Давно, конечно, надо было бы пойти к врачу, – но к какому врачу? Кто лечит приступы паники, возникающие в тех местах, откуда трудно выбраться своим ходом? Как и кому это объяснить? И что потом – пить таблетки? Или за большие деньги ходить два раза в неделю на часовые беседы и там углубляться в свою жизнь в сопровождении незнакомого человека – с целью нащупать корни неприятного синдрома и обрубить их? Определить пределы необходимого контроля, очертить их и не высовываться наружу? Описывать отношения с мамой? Отношения с папой? Отношения мамы с папой? Да ну нет, данеприведигосподь, как-нибудь сама.

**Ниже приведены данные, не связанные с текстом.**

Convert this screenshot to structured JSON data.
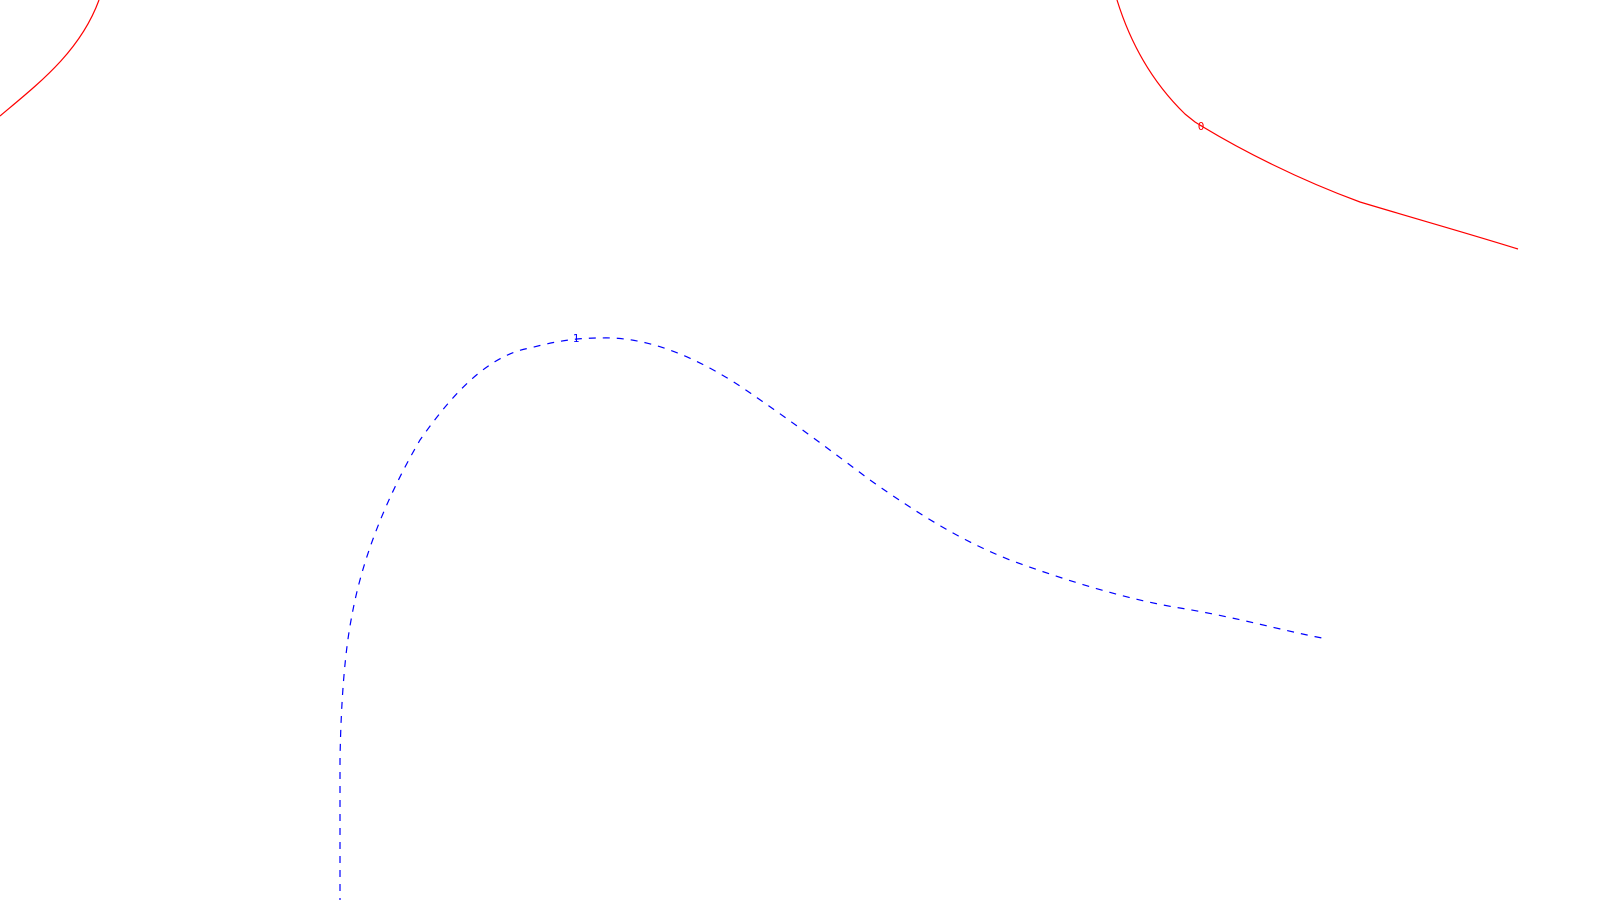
{
  "contours": [
    {
      "label": "0",
      "color": "#ff0000",
      "style": "solid"
    },
    {
      "label": "1",
      "color": "#0000ff",
      "style": "dashed"
    }
  ]
}
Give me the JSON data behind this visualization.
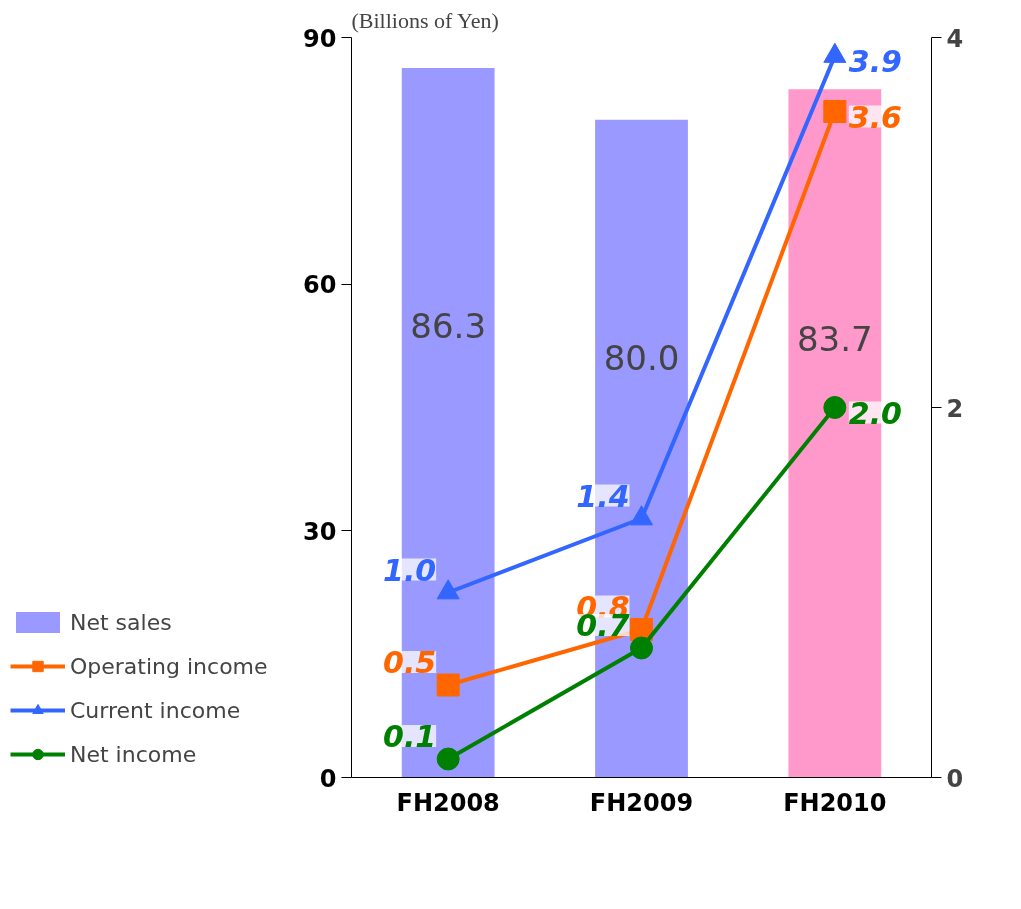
{
  "chart_data": {
    "type": "bar",
    "ylabel": "(Billions of Yen)",
    "categories": [
      "FH2008",
      "FH2009",
      "FH2010"
    ],
    "series": [
      {
        "name": "Net sales",
        "colors": [
          "#9999ff",
          "#9999ff",
          "#ff99cc"
        ],
        "values": [
          86.3,
          80.0,
          83.7
        ],
        "value_labels": [
          "86.3",
          "80.0",
          "83.7"
        ]
      },
      {
        "name": "Operating income",
        "type": "line",
        "axis": "y2",
        "color": "#ff6600",
        "marker": "square",
        "values": [
          0.5,
          0.8,
          3.6
        ],
        "value_labels": [
          "0.5",
          "0.8",
          "3.6"
        ]
      },
      {
        "name": "Current income",
        "type": "line",
        "axis": "y2",
        "color": "#3366ff",
        "marker": "triangle",
        "values": [
          1.0,
          1.4,
          3.9
        ],
        "value_labels": [
          "1.0",
          "1.4",
          "3.9"
        ]
      },
      {
        "name": "Net income",
        "type": "line",
        "axis": "y2",
        "color": "#008000",
        "marker": "circle",
        "values": [
          0.1,
          0.7,
          2.0
        ],
        "value_labels": [
          "0.1",
          "0.7",
          "2.0"
        ]
      }
    ],
    "ylim": [
      0,
      90
    ],
    "yticks": [
      0,
      30,
      60,
      90
    ],
    "y2lim": [
      0,
      4
    ],
    "y2ticks": [
      0,
      2,
      4
    ],
    "legend": "left",
    "grid": false
  }
}
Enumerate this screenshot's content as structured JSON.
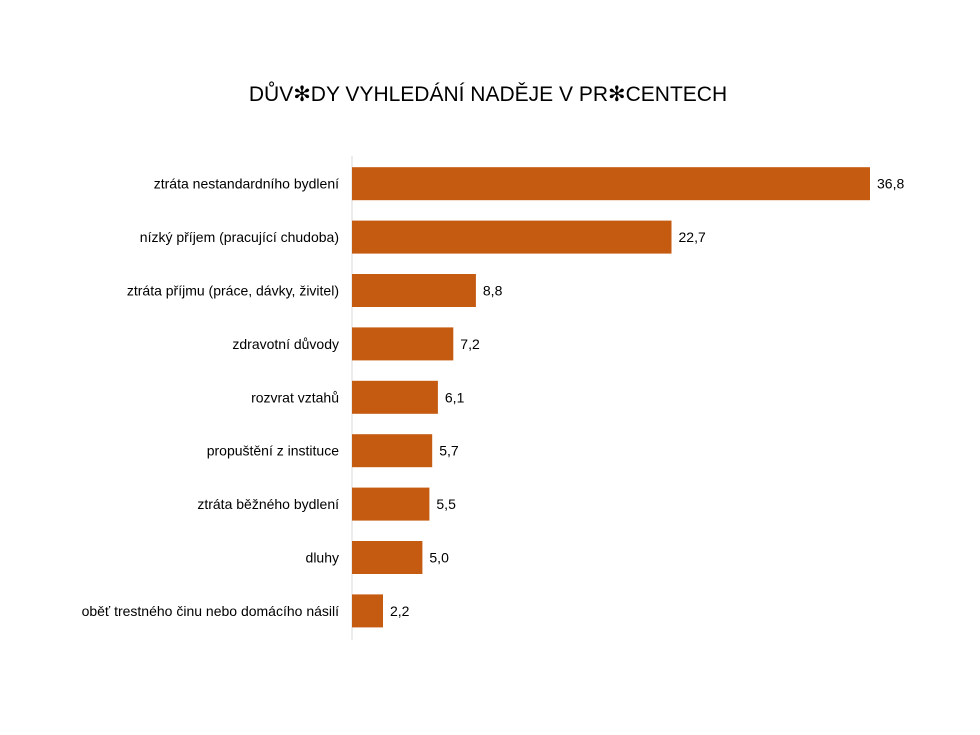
{
  "chart_data": {
    "type": "bar",
    "orientation": "horizontal",
    "title": "DŮV✻DY VYHLEDÁNÍ NADĚJE V PR✻CENTECH",
    "categories": [
      "ztráta nestandardního bydlení",
      "nízký příjem (pracující chudoba)",
      "ztráta příjmu (práce, dávky, živitel)",
      "zdravotní důvody",
      "rozvrat vztahů",
      "propuštění z instituce",
      "ztráta běžného bydlení",
      "dluhy",
      "oběť trestného činu nebo domácího násilí"
    ],
    "values": [
      36.8,
      22.7,
      8.8,
      7.2,
      6.1,
      5.7,
      5.5,
      5.0,
      2.2
    ],
    "value_labels": [
      "36,8",
      "22,7",
      "8,8",
      "7,2",
      "6,1",
      "5,7",
      "5,5",
      "5,0",
      "2,2"
    ],
    "xlim": [
      0,
      36.8
    ],
    "grid": false,
    "legend": "none",
    "bar_color": "#c55a11",
    "axis_color": "#d9d9d9"
  }
}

И ведь умом-то понятно, что бежать незачем и не от кого, что опасность придумана, враги отсутствуют, угроза призрачна. Что нет никакой ловушки и нечего бояться. Что это просто смешно. Что кому она нужна. Карла так себе всегда и говорит: ты еще шапочку из фольги себе смастери и напиши телегу на радиостанцию со словами: «Помогите, меня облучают инопланетяне!»
Карла повторила про себя: «Шапочка из фольги. Облучают. Инопланетяне». – И улыбнулась.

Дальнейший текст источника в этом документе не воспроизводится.